Rubbings—Place a sheet of paper over items of different textures, cardboard letters,
numbers, or paper doilies. Have your child rub a crayon over the paper until texture of
design underneath shows through.
Tracing—Place paper over simple coloring book pictures and have your child use
pencils or crayons to trace over them. Other tracing activities include tracing letters,
numbers, shapes, words.
Mazes and Dot-to-Dots—Solve mazes and dot-to-dots on paper with pencil.
Paper Tearing—Let your child tear paper into small pieces and use to fill in a larger
design such as an apple.
Finger Painting—Let your child finger paint on a sheet of paper or in a tray or cookie
sheet.
Weaving—Using a potato bag, your child can weave yarn in and out through the
loosely woven threads of the bag.
Board Games—Board games with pieces and parts to pick up and move are ideal for
developing fine motor skills.
Coins and Buttons—Make sure your child uses an “O” grasp to pick up coins or buttons.
Have him/her insert them into a slot cut into a yogurt container lid.
Stacking—Have your child stack objects such as coins, checkers, cards, blocks.

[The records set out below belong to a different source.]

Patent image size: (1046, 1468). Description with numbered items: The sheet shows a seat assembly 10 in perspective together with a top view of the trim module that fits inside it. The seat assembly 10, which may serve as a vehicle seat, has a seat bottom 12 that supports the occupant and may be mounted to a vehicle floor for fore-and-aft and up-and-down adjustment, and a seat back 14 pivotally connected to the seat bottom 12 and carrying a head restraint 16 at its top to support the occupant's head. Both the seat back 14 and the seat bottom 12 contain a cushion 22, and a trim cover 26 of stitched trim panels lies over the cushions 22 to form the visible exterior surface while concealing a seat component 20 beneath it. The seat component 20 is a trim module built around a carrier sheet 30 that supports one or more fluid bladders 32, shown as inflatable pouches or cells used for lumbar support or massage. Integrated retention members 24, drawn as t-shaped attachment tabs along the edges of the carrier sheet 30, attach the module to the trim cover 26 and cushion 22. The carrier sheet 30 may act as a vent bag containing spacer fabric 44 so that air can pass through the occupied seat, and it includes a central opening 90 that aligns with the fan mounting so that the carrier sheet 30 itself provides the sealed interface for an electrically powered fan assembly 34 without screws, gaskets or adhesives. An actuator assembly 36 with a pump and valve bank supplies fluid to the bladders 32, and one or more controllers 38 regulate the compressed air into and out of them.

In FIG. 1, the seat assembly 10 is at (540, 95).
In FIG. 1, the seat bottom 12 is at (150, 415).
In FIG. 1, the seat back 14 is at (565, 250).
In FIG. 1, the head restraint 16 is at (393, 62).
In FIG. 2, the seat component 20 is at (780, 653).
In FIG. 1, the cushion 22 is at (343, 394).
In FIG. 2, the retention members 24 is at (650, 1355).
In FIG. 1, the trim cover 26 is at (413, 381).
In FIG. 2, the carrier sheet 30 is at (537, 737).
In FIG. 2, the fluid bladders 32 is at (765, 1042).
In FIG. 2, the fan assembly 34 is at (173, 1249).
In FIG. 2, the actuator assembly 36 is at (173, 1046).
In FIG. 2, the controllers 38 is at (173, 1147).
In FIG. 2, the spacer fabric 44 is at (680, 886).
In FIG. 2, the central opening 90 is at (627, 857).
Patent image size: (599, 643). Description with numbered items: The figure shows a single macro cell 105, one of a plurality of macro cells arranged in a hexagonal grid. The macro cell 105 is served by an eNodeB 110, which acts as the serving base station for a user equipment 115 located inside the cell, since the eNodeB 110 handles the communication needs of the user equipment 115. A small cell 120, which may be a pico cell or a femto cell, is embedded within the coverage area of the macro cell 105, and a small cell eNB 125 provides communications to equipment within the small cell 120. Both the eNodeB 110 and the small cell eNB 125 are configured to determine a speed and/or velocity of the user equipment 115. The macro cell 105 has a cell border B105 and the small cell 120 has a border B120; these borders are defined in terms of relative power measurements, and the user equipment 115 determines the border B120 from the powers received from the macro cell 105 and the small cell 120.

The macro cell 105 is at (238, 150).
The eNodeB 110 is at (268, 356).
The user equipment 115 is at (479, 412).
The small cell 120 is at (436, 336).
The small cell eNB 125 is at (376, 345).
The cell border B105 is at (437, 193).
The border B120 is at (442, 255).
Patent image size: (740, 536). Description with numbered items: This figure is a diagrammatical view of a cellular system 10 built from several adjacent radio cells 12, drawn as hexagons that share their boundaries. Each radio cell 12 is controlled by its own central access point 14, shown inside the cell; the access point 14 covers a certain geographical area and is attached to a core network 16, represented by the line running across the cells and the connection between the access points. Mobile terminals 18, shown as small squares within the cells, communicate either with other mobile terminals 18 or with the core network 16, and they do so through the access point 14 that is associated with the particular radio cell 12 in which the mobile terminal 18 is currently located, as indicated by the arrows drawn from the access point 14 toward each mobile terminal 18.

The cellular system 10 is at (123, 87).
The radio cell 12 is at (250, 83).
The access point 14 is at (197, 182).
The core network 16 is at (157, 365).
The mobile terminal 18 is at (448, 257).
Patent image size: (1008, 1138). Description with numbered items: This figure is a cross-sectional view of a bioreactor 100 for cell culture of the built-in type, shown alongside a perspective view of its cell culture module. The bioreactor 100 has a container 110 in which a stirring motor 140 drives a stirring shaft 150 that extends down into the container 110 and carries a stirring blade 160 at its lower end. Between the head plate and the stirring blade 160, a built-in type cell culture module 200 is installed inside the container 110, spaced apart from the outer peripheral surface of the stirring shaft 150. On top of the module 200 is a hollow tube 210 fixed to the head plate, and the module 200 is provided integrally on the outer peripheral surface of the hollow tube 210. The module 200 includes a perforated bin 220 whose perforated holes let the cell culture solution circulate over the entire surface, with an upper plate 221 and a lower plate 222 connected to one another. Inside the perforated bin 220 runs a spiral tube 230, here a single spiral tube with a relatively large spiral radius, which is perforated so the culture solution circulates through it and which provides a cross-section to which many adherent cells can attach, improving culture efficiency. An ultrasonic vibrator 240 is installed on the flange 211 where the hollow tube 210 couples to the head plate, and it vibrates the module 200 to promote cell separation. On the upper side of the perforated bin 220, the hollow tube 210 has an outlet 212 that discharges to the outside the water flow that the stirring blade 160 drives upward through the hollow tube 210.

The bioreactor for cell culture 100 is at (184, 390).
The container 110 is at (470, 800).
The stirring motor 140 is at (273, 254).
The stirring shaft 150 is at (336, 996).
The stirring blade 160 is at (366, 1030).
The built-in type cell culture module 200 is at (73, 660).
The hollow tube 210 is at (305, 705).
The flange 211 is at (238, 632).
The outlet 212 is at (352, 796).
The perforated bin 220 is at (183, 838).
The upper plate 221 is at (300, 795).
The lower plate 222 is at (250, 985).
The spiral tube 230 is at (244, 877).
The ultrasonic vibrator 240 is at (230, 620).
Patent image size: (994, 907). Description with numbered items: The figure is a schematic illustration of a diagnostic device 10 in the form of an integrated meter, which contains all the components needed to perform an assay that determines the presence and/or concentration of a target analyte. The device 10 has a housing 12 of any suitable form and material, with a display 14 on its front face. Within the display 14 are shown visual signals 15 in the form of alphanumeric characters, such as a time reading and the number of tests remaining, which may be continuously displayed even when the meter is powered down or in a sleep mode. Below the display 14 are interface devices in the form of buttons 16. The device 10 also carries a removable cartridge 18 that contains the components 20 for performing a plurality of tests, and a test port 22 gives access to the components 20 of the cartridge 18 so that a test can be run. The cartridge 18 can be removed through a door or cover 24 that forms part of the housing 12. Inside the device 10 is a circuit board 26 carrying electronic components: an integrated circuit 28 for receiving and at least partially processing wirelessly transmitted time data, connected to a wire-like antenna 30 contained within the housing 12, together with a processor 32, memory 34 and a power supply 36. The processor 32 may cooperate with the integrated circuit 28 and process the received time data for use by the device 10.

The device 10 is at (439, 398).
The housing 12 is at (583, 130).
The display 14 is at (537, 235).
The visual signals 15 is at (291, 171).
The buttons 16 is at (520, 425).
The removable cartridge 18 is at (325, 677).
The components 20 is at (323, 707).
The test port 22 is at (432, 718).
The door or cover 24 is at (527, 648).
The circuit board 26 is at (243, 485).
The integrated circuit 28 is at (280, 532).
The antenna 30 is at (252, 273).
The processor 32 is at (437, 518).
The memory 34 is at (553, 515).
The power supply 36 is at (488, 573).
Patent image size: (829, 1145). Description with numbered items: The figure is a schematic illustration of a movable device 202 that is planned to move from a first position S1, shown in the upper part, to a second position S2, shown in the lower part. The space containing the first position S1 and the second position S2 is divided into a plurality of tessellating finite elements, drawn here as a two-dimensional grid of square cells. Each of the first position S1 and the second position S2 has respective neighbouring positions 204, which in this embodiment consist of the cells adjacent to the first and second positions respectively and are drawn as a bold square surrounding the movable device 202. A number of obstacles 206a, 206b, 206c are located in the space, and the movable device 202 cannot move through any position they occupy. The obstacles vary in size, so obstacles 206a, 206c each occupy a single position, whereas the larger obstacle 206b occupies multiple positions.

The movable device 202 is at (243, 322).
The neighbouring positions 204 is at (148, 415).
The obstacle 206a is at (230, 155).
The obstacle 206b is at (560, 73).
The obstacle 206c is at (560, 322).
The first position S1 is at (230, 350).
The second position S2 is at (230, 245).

Finger Puppets—Buy or make finger puppets and have your child use them to act out
rhymes and songs.
Spray Bottles—Let your child use spray bottles to spray shaving cream off the inside of
the sink, to spray designs on the driveway, and with colored water to “paint” in the
snow.
Commercial Toys—There are many commercial toys that require children to assemble
small pieces: Legos, Bristle Blocks, Gears, Tinker Toys, Pegboards, Interlocking Cubes,
Chain Links, and more.
So get those little hands and fingers working!